Today is the day hedgehogs are now officially legal to own. Congratulation AZ


----------



## shinydistraction (Jul 6, 2014)

I've been looking for something somewhere from an AZ government website to back this up. I have yet to find anything. If you are in Arizona, I would be cautious until there is easily obtainable documentation stating that it is legal to keep hedgehogs in the state of Arizona. 

I'm hoping I can't find anything because it's the weekend and that they are likely slow to update things like this online, but I'm having trouble even finding a list of animals that it's legal to keep there.

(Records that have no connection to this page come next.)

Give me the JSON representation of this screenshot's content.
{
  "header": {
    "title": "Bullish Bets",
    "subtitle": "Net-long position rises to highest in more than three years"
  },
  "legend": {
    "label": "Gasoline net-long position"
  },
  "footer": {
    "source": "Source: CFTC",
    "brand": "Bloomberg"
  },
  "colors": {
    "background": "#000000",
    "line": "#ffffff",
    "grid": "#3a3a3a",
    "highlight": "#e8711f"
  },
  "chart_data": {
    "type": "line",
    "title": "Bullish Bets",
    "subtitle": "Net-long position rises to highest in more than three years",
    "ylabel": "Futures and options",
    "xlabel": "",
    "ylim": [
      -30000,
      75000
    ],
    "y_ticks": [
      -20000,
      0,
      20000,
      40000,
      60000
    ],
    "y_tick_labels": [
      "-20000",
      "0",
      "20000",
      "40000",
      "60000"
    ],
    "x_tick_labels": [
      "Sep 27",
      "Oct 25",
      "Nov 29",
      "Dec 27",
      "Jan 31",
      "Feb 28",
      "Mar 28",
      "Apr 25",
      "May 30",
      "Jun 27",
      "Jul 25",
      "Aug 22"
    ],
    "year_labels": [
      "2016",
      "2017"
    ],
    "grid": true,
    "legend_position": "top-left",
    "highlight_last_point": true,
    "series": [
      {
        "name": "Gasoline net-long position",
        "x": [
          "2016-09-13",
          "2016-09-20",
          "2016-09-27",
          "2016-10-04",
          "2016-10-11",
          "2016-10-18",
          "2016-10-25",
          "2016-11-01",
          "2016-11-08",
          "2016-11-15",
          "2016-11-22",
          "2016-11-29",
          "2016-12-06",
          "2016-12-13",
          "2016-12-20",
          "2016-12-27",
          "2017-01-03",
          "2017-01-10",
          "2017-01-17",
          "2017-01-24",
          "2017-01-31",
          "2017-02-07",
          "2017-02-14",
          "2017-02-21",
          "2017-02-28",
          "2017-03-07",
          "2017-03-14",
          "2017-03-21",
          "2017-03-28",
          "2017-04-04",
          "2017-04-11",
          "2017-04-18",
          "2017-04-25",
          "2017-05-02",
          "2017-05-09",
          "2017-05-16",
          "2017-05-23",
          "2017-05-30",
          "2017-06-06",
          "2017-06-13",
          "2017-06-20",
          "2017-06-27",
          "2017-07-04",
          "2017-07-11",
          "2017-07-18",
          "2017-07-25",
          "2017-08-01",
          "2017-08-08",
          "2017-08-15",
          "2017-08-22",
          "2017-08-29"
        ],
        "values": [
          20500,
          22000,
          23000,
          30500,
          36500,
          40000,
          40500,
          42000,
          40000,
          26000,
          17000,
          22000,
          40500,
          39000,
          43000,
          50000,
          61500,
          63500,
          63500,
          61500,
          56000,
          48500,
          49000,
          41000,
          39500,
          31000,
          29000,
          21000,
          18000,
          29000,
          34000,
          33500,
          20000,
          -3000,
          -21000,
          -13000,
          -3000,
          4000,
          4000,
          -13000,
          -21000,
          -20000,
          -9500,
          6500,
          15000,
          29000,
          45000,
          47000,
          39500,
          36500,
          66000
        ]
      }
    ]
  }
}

If anyone knows where this information is available from an AZ government website, please share


----------



## AZHedgies_Eric (Sep 7, 2015)

shinydistraction said:


> I've been looking for something somewhere from an AZ government website to back this up. I have yet to find anything. If you are in Arizona, I would be cautious until there is easily obtainable documentation stating that it is legal to keep hedgehogs in the state of Arizona.
> 
> I'm hoping I can't find anything because it's the weekend and that they are likely slow to update things like this online, but I'm having trouble even finding a list of animals that it's legal to keep there.
> 
> If anyone knows where this information is available from an AZ government website, please share


http://azgfd.net/artman/publish/New...ldlife-in-Arizona-to-be-effective-Dec-5.shtml


----------



## shinydistraction (Jul 6, 2014)

http://azgfdportal.devaz.gov/PortalImages/files/rules/Article 4 Final Rules.pdf

Probably better to list the actual government website. Thanks to your link I was able to find the actual pdf from the azgfd.gov site. Hurray for Arizona!


----------



## pricklefarms (Nov 4, 2015)

*Thanks*



Lilysmommy said:


> You might want to go through and spell check your website. Typos don't look very professional. And most reputable breeders will not allow babies to go home around holidays - it's rarely a good idea since most people are busy around holidays and may have more people in the house or be traveling, etc., which is a terrible time to bring home a new pet.


Aren't you a sweetheart, thank you for the tip. I do meet and personally decide who will and will not take home my babies, getting them into loving and caring homes is my top priority. Thank you for your concern


----------